Favoriser les conversions de peine d'emprisonnement en TIG

Pour y remédier, le texte entend d'abord pérenniser et généraliser la possibilité d'accueil de l'économie sociale et solidaire, dont l'expérimentation, jugée concluante, avait été rendue possible par la loi du 23 mars 2019 précitée et son décret d'application du 26 décembre 2019 (voir notre article du 23 janvier 2020). En revanche, en raison de l'absence d'habilitation de sociétés à mission durant cette période d'expérimentation, il a été décidé le prolongement de cette dernière pour ces sociétés. 
Le projet de loi propose ensuite de systématiser le prononcé d'une peine encourue en cas d'inexécution du TIG. 
Il prévoit enfin de faciliter les décisions par le juge de l'application des peines lorsqu'il souhaite convertir une courte peine d'emprisonnement en TIG. L'étude d'impact estime en effet que la diminution du recours au TIG s'explique principalement "par une baisse significative des conversions des peines d'emprisonnement en mesure de TIG (ou sursis probatoire renforcé par un TIG)". Une mesure dont on peut douter qu'elle réponde aux attentes des forces de l'ordre précédemment évoquées.

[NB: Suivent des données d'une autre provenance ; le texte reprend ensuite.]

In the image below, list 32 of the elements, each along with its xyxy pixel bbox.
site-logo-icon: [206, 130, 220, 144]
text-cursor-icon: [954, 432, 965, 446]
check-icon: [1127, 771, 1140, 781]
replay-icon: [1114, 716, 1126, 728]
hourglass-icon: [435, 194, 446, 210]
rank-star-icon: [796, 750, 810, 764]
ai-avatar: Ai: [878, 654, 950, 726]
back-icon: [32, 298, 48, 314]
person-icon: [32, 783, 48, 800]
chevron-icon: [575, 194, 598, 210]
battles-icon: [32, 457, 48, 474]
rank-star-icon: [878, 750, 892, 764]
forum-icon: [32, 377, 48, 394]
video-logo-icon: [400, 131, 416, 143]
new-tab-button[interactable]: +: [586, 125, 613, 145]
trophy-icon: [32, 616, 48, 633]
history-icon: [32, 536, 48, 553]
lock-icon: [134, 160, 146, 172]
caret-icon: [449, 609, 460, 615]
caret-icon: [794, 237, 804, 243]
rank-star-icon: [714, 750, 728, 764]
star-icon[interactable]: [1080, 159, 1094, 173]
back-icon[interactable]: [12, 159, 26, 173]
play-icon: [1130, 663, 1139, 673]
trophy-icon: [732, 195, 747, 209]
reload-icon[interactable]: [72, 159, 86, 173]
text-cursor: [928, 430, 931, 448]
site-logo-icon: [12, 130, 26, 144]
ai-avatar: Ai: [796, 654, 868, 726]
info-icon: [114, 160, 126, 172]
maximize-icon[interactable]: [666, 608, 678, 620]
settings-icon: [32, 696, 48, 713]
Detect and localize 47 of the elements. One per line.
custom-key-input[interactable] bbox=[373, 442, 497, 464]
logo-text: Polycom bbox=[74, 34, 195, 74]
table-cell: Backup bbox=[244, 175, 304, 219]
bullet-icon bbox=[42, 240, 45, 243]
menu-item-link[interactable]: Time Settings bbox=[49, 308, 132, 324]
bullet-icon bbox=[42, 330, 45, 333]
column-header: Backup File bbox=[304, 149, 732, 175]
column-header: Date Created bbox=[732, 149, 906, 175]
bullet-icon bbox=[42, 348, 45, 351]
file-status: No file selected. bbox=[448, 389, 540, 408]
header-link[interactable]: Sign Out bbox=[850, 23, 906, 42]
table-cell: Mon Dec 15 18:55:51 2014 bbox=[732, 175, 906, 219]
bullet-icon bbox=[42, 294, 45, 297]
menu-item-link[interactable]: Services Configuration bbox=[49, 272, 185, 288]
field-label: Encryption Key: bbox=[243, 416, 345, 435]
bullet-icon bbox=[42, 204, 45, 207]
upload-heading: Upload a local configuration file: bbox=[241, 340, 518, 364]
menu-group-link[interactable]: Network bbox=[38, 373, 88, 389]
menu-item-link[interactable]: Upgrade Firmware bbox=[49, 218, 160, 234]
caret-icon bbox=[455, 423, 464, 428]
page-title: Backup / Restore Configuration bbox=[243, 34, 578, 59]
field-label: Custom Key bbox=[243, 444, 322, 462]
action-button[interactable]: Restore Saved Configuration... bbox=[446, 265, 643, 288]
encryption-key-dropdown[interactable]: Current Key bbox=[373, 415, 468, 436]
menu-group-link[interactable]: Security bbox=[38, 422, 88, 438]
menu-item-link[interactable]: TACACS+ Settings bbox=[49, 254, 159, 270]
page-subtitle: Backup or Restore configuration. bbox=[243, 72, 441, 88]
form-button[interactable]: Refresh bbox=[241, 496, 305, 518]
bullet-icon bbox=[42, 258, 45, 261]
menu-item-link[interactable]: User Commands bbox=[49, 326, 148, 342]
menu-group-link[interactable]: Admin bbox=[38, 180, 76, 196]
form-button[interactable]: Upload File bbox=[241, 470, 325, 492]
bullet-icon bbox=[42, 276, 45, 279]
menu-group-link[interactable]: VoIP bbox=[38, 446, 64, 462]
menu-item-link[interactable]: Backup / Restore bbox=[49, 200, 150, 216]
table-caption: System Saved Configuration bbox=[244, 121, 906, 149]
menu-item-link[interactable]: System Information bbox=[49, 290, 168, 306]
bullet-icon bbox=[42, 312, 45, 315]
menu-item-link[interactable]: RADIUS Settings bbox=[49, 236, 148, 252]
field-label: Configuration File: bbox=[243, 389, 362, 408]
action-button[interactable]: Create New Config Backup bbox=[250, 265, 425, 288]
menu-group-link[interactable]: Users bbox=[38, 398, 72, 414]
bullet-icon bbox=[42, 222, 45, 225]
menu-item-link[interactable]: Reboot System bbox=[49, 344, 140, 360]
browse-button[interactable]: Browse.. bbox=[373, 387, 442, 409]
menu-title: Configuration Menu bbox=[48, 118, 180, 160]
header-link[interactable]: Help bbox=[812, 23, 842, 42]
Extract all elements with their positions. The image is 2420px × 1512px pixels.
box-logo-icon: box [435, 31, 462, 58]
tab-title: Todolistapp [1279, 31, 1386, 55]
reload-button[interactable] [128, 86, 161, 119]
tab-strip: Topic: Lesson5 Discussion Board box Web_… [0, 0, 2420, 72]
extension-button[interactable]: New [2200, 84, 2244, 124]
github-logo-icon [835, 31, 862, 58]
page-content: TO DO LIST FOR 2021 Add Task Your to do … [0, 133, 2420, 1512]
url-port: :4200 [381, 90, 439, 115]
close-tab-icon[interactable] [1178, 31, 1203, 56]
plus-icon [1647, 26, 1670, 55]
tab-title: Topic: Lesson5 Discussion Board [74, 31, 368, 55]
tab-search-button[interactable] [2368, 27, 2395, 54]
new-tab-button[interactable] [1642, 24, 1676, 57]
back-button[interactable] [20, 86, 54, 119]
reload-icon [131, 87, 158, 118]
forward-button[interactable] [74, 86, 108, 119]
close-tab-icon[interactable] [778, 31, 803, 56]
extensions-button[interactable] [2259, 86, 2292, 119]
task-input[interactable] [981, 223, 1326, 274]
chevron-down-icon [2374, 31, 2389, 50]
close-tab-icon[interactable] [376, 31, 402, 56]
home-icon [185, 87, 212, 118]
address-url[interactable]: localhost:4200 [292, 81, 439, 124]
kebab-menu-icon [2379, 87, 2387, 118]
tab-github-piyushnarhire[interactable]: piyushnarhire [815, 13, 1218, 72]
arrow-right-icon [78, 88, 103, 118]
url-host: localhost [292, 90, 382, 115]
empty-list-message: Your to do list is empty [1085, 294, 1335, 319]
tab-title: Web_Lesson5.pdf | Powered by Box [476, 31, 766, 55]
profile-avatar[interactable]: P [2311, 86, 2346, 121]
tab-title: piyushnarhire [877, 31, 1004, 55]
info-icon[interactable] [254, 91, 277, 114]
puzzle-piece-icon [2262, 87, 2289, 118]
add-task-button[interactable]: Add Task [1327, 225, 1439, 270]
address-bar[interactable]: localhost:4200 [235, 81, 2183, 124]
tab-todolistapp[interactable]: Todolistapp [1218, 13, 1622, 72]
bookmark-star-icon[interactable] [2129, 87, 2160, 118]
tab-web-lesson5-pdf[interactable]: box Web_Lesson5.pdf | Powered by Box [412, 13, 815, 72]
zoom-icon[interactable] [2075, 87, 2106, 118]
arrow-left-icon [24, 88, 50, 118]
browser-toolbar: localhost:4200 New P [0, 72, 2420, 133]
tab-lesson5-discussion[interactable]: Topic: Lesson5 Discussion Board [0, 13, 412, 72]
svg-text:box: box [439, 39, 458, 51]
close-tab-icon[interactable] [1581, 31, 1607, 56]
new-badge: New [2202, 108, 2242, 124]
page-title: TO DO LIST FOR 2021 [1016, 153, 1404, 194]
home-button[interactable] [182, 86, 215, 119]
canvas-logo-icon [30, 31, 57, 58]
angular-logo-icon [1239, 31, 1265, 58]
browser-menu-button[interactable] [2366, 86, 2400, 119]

Publicité foncière et conseil de juridiction

Parmi les multiples dispositions du projet de loi, on relèvera également qu'il vise à proroger l'autorisation accordée au gouvernement par la loi 3DS de procéder par voie d'ordonnance à la réforme de la publicité foncière, "en raison de la grande technicité et de la diversité des acteurs impliqués". Il prévoit encore la participation des parlementaires aux conseils de juridiction, mesure notamment préconisée par Adeline Hazan lors de son audition en 2022 par la délégation aux collectivités territoriales du Sénat (voir notre article du 24 février 2022).
Les deux projets de loi ont été déposés au Sénat. La procédure accélérée a été engagée dans les deux cas par le gouvernement.